Der Beschwerdeführer hat dem Bund Aufwendungen in der Höhe von EUR 381,90 binnen zwei Wochen bei sonstiger Exekution zu ersetzen.

Begründung

Beim beschwerdeführenden Sportverein (in der Folge: Beschwerdeführer) wurde eine Betriebsprüfung hinsichtlich der Jahre 1998 bis 2002 durchgeführt. Dem Ergebnis der Betriebsprüfung folgend nahm das Finanzamt die Verfahren hinsichtlich Umsatzsteuer und Körperschaftsteuer der Jahre 1998 bis 2002 wieder auf und erließ neue - unangefochten in Rechtskraft erwachsene - Sachbescheide, mit denen Umsatzsteuer in Höhe von EUR 18.593,17 und Körperschaftsteuer in Höhe von EUR 18.452,45 vorgeschrieben wurde.
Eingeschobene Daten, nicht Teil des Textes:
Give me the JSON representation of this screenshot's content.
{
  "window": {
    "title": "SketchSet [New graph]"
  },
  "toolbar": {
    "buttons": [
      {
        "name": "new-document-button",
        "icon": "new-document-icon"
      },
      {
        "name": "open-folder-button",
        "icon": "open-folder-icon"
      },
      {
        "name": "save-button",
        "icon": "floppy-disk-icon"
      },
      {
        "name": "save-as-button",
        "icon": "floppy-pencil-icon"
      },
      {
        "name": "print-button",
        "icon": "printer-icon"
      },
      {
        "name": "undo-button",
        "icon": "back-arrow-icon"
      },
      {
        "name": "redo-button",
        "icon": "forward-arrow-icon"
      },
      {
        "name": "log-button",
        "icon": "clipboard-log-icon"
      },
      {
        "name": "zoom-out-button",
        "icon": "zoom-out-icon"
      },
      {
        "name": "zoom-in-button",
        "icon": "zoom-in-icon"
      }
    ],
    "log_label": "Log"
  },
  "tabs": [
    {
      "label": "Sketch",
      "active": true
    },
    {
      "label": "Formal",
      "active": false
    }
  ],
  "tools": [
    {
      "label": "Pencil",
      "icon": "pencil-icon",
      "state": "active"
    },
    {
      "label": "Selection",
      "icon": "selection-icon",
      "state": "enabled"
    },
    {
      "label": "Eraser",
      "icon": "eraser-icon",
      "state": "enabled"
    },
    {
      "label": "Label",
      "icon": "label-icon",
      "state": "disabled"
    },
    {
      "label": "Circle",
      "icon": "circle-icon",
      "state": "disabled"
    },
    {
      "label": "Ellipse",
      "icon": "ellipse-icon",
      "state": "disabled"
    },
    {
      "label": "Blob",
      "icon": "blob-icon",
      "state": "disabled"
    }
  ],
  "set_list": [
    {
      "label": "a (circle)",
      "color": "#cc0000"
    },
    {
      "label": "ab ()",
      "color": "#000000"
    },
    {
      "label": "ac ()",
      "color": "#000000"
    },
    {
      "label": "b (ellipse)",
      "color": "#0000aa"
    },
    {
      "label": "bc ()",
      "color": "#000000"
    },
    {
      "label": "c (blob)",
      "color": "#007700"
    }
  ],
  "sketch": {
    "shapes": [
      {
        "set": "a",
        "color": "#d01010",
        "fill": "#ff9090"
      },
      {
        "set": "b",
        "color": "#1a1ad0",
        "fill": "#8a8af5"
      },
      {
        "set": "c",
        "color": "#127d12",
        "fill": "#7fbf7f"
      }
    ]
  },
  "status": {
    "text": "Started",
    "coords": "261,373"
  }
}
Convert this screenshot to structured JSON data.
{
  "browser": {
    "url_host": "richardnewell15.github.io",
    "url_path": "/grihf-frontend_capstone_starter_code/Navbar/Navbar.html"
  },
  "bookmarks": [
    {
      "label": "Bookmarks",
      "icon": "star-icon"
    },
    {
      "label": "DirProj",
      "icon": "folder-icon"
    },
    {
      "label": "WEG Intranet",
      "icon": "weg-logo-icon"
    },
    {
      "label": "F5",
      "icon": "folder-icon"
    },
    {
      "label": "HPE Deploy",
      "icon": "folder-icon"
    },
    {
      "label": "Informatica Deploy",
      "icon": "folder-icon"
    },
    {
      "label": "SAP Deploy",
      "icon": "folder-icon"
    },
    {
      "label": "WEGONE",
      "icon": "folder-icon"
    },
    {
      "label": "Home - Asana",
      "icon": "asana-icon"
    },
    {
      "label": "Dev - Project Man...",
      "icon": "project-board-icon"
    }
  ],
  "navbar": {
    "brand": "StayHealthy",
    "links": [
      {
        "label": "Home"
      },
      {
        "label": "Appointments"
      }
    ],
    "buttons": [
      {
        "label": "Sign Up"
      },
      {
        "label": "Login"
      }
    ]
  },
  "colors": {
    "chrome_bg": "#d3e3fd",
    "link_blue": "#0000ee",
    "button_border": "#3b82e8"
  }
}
Mit Schriftsatz vom gab der Beschwerdeführer bekannt, dass vom aktuellen Rückstand von EUR 36.987,63 der Betrag von EUR 3.987,63 bezahlt, für einen Teil des verbleibenden Rückstandes von EUR 15.000,-- die Gewährung einer Ratenzahlung beantragt und für den restlichen Betrag von EUR 18.000,-- ein Nachsichtsansuchen gestellt werde. Im Nachsichtsansuchen gleichen Datums führte der Beschwerdeführer aus, die Belastung auf Grund der Betriebsprüfung resultiere aus kalkulatorischen Differenzen und aus dem fehlenden Erlös auf Grund der Einnahmen der Ehrenkarten. Die kalkulatorischen Differenzen stammten aus dem Zeltfest. Die Abwicklung des Zeltfestes sei mit ehrenamtlichen Helfern ohne geschultes Personal erfolgt, sodass offensichtlich nicht jener Erlös in die Kassen gekommen sei, der rechnerisch erzielbar wäre. Bei den Ehrenkarten sei in wirtschaftlicher Betrachtungsweise ein "Spendencharakter" anzunehmen. Der weitere Fehler habe darin bestanden, dass diese Spenden als Teil des Zeltfestes in der Buchhaltung erfasst worden seien und nicht beim Sportverein, wo sie eigentlich hingehörten.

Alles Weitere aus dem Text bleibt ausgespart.